Les relations entre professionnels sont très différentes de celles qui lient un commerçant et un consommateur. Moins règlementées tout d'abord, a priori, les commerçants n'ont pas besoin de protection particulière pour s'engager.

Il existe de nombreux contrats, dont le contenu est assez libre afin de lier entre eux un fournisseur et un distributeur : des contrats de fournitures, de distribution exclusive ou sélective, des franchises, des licences de marques, concessions et j'en passe.

Je vais faire très simple dans cette rubrique, je vais vous parler des conditions de vente : vous allez vous fournir chez un autre commerçant, vous êtes commerçante vous-même, les règles ne sont pas les mêmes que celles qui s'appliquent lorsque vous achetez en tant que consommateurs.

Bien entendu, sur les site Internet de vente "tout public", généralement il n'y a pas de différence, les conditions de ventes sont établies pour les consommateurs, il n'y a rien de prévu pour les commerçants-acheteurs, et pourtant ce n'est pas pour celà que toutes les règles du droit de la consommation vont s'appliquer !

Pour commencer, pas de droit de rétractation entre professionnels. Si vous tenez une boutique susceptible de vendre à des consommateurs comme à des professionnels, je vous conseille vivement de faire des conditions générales de vente distinctes !

Depuis le 1er janvier 2013, il est obligatoire d'indiquer dans les conditions générales de vente entre professionnels q'une indemnité forfaitaire de 40 € de compensation des frais de recouvrement sera due en cas de non paiement dans les délais prévus. Pour des achats par Internet pas de problème, on paie avant d'être livrés ? Pas si sûr, une CB peut être bloquée et un chèque peut s'avérer sans provision !!

Si jamais le vendeur se rend compte que l'ordre de paiement qui a été donné ne peut pas être exécuté, cela n'annule pas pour autant la vente.

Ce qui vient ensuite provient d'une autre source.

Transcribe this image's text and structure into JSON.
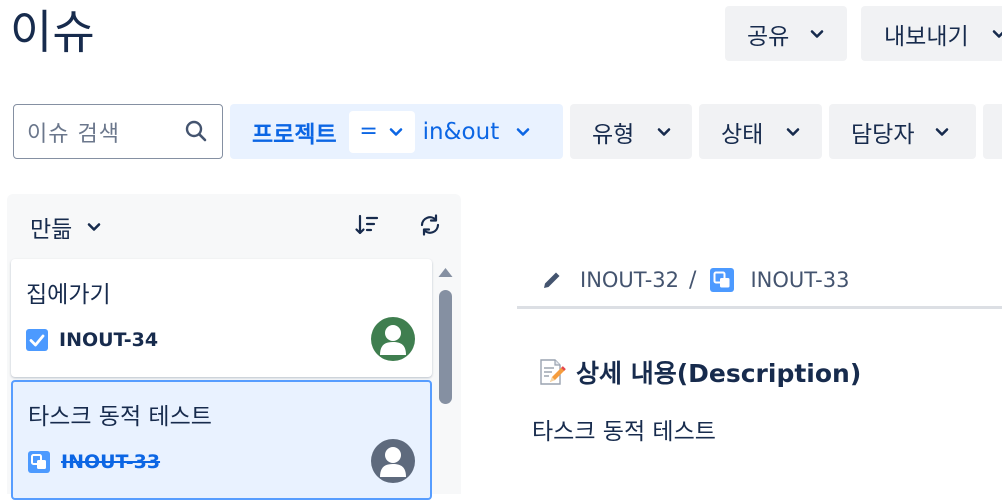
{
  "page": {
    "title": "이슈"
  },
  "header_actions": {
    "share_label": "공유",
    "export_label": "내보내기"
  },
  "filters": {
    "search_placeholder": "이슈 검색",
    "project": {
      "label": "프로젝트",
      "operator": "=",
      "value": "in&out"
    },
    "type_label": "유형",
    "status_label": "상태",
    "assignee_label": "담당자"
  },
  "list": {
    "sort_label": "만듦",
    "items": [
      {
        "title": "집에가기",
        "key": "INOUT-34",
        "type_icon": "task-checkbox-icon"
      },
      {
        "title": "타스크 동적 테스트",
        "key": "INOUT-33",
        "type_icon": "subtask-icon"
      }
    ]
  },
  "detail": {
    "breadcrumb": {
      "parent_key": "INOUT-32",
      "current_key": "INOUT-33",
      "separator": "/"
    },
    "section_title": "상세 내용",
    "section_title_suffix": "(Description)",
    "description": "타스크 동적 테스트"
  },
  "colors": {
    "accent": "#0c66e4",
    "task_icon": "#4c9aff",
    "avatar_green": "#3f7e4f",
    "avatar_gray": "#5e6a7d"
  }
}
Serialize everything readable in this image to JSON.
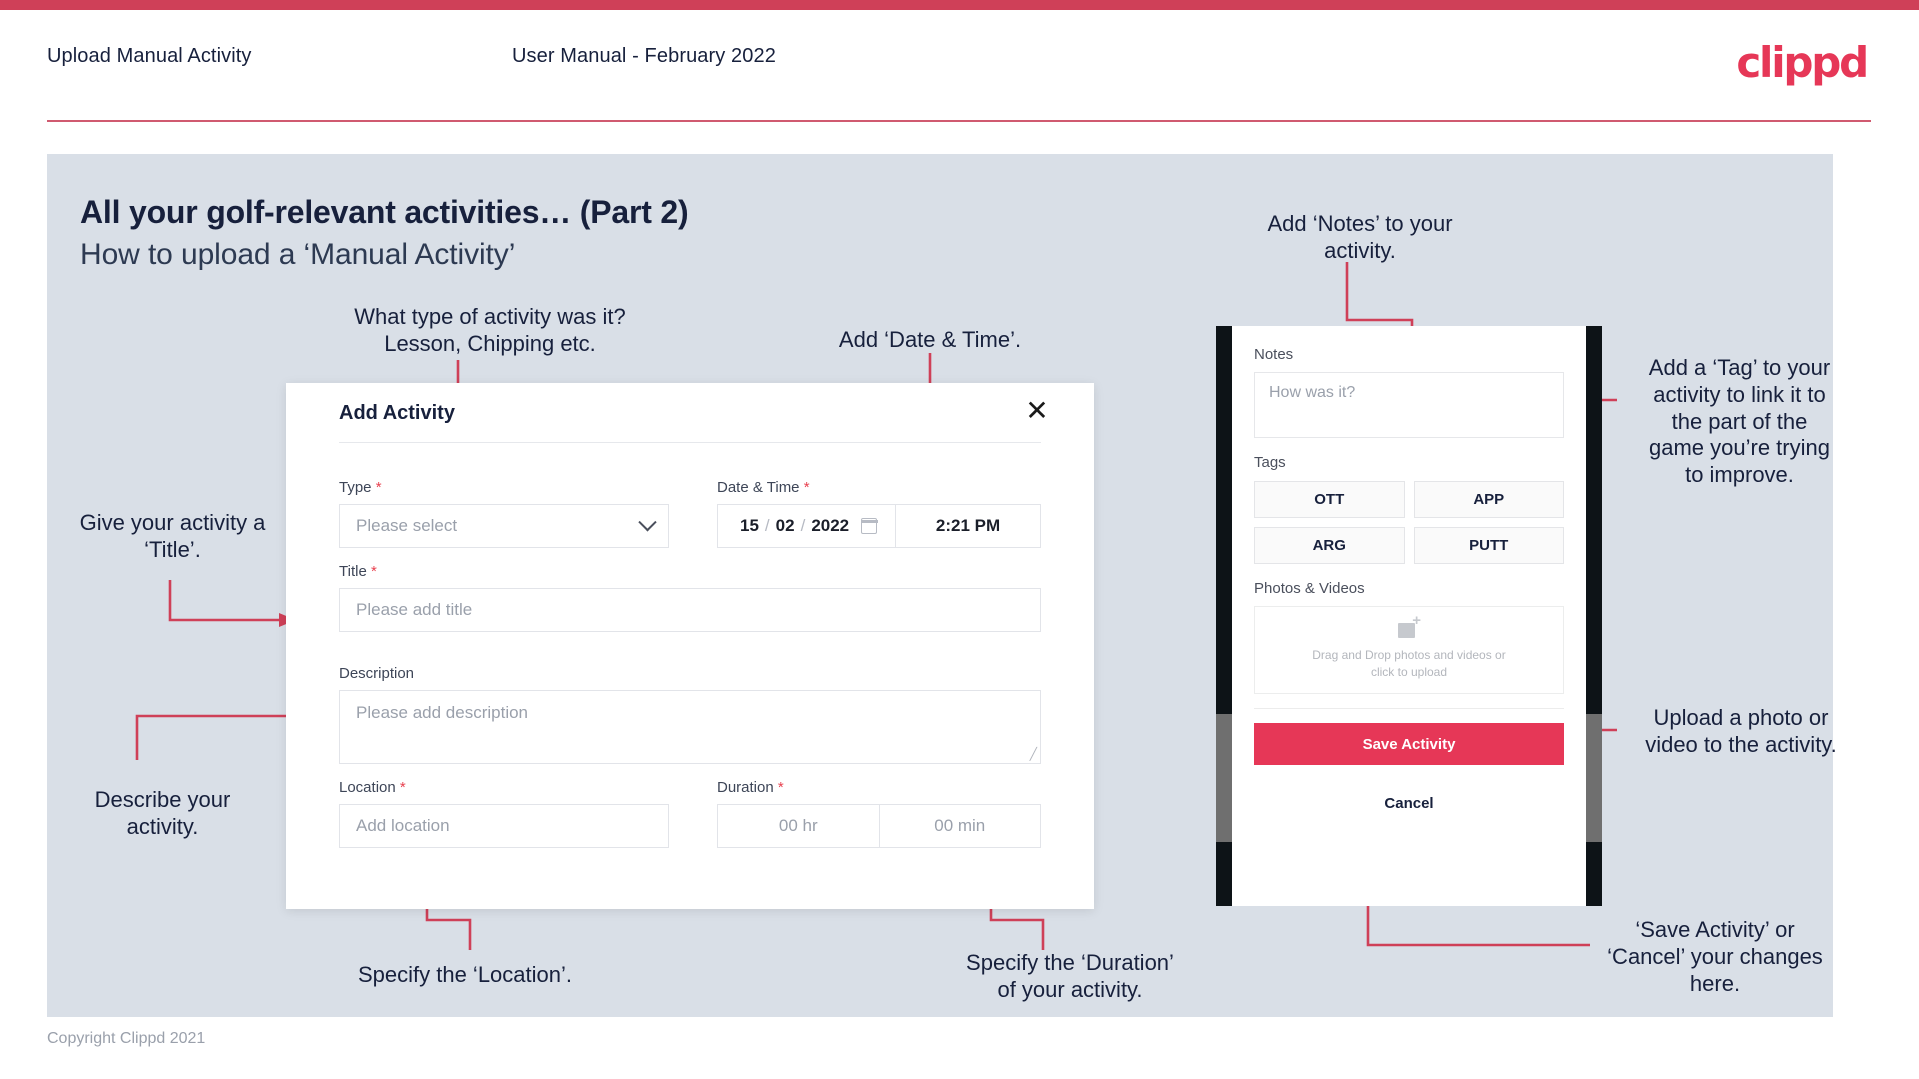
{
  "header": {
    "title": "Upload Manual Activity",
    "subtitle": "User Manual - February 2022",
    "logo": "clippd",
    "accent_color": "#e63757",
    "bar_color": "#cf4058"
  },
  "slide": {
    "title": "All your golf-relevant activities… (Part 2)",
    "subtitle": "How to upload a ‘Manual Activity’",
    "background": "#d9dfe7"
  },
  "annotations": {
    "type": "What type of activity was it?\nLesson, Chipping etc.",
    "datetime": "Add ‘Date & Time’.",
    "title": "Give your activity a\n‘Title’.",
    "description": "Describe your\nactivity.",
    "location": "Specify the ‘Location’.",
    "duration": "Specify the ‘Duration’\nof your activity.",
    "notes": "Add ‘Notes’ to your\nactivity.",
    "tags": "Add a ‘Tag’ to your\nactivity to link it to\nthe part of the\ngame you’re trying\nto improve.",
    "photos": "Upload a photo or\nvideo to the activity.",
    "save": "‘Save Activity’ or\n‘Cancel’ your changes\nhere."
  },
  "modal": {
    "title": "Add Activity",
    "close_icon": "close-icon",
    "fields": {
      "type": {
        "label": "Type",
        "required": true,
        "placeholder": "Please select",
        "icon": "chevron-down-icon"
      },
      "datetime": {
        "label": "Date & Time",
        "required": true,
        "day": "15",
        "month": "02",
        "year": "2022",
        "separator": "/",
        "time": "2:21 PM",
        "icon": "calendar-icon"
      },
      "title": {
        "label": "Title",
        "required": true,
        "placeholder": "Please add title"
      },
      "description": {
        "label": "Description",
        "required": false,
        "placeholder": "Please add description"
      },
      "location": {
        "label": "Location",
        "required": true,
        "placeholder": "Add location"
      },
      "duration": {
        "label": "Duration",
        "required": true,
        "hours": "00 hr",
        "minutes": "00 min"
      }
    }
  },
  "phone": {
    "notes": {
      "label": "Notes",
      "placeholder": "How was it?"
    },
    "tags": {
      "label": "Tags",
      "options": [
        "OTT",
        "APP",
        "ARG",
        "PUTT"
      ]
    },
    "photos": {
      "label": "Photos & Videos",
      "dropzone_line1": "Drag and Drop photos and videos or",
      "dropzone_line2": "click to upload",
      "icon": "add-image-icon"
    },
    "save_label": "Save Activity",
    "cancel_label": "Cancel"
  },
  "footer": {
    "copyright": "Copyright Clippd 2021"
  }
}
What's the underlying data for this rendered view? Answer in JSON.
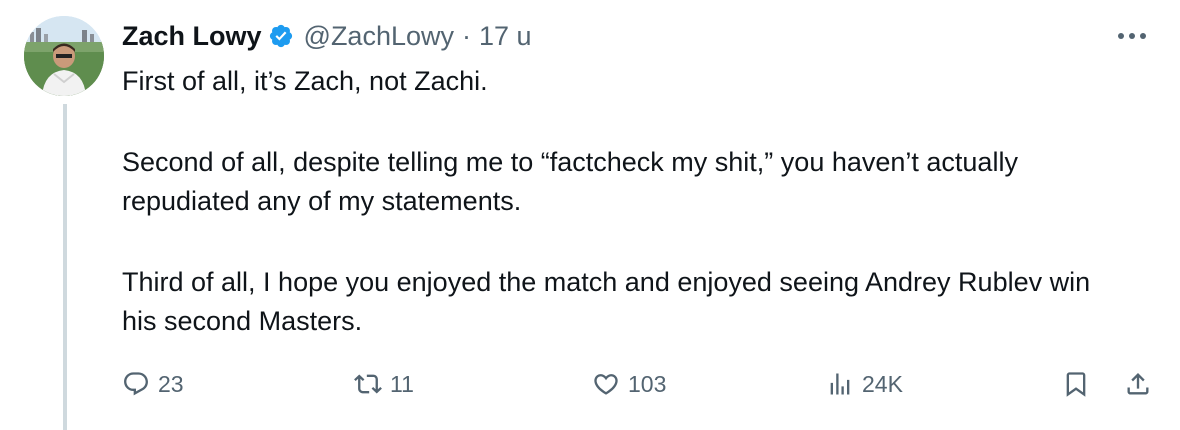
{
  "tweet": {
    "author": {
      "display_name": "Zach Lowy",
      "handle": "@ZachLowy",
      "verified": true,
      "avatar_icon": "profile-photo"
    },
    "separator": "·",
    "time": "17 u",
    "more_icon": "more-horizontal-icon",
    "paragraphs": [
      "First of all, it’s Zach, not Zachi.",
      "Second of all, despite telling me to “factcheck my shit,” you haven’t actually repudiated any of my statements.",
      "Third of all, I hope you enjoyed the match and enjoyed seeing Andrey Rublev win his second Masters."
    ],
    "stats": {
      "replies": "23",
      "retweets": "11",
      "likes": "103",
      "views": "24K"
    }
  },
  "colors": {
    "text_primary": "#0f1419",
    "text_secondary": "#536471",
    "verified_blue": "#1d9bf0",
    "thread_line": "#cfd9de"
  }
}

La vente est toujours valable, mais le vendeur a le droit de retenir la marchandise jusqu'au complet paiement du prix et même de poursuivre son acheteur pour obtenir le paiement. Généralement, on se contentera d'annuler la vente, mais pour un ouvrage fait sur mesure, spécialement pour un client, ce n'est pas avantageux !

Il peut arriver que vous ne puissiez pas vous contenter d'acheter les fournitures présentées par les vendeurs. Vous souhaitez faire une commande spécifique : attention, soyez vigilantes sur les détails. Par exemple s'il faut verser une somme d'avance, s'agit-il d'arrhes ou d'acompte ? Si vous vous engagez, moyennant un prix avantageux, à vous fournir régulièrement auprès d'une boutique, veillez à ce que soit mentionnés la cadence des commandes, le volume minimum de chaque commande, la durée de l'accord et les conditions de résiliation !

Concernant les délais de paiement, un fournisseur n'a pas le droit de vous accorder un délai de règlement supérieur à :

- 45 jours fin de mois (c'est à dire un délai de 45 jours à compter de la fin du mois au cours duquel la vente a été faite)

- 60 jours à compter de l'émission de la facture

Il convient donc de noter précisément dans les condititions générales de vente quel est le délai applicable (personnellement, je pense que le paiement devrait être effectué dans la semaine de la livraison, il n'y a que dans les grandes entreprises où un salarié se réserve une journée particulière pour effectuer les paiements de l'entreprise ...)

Arrhes ou acomptes ?

Petit moyen mémotechnique :

ARRhes, j'ARRête

Je renonce à l'achat et je perds mes arrhes. Si c'est le vendeur qui se dédit, il doit me rembourser mes arrhes et m'en payer autant (le double quoi).

ACOMpte, je CONtinue

Je n'ai pas le droit de renoncer à mon achat, je dois prendre possession des articles achetés et je dois payer le solde du prix.

Il faudra donc vérifier dans les conditions générales de vente si les sommes versées d'avance par le client sont des arrhes ou des acomptes, ça évitera au juge de trancher !

 En droit de la consommation, par contre, si rien n'est indiqué, il y a une présomption légale qui s'applique : il s'agit d'arrhes.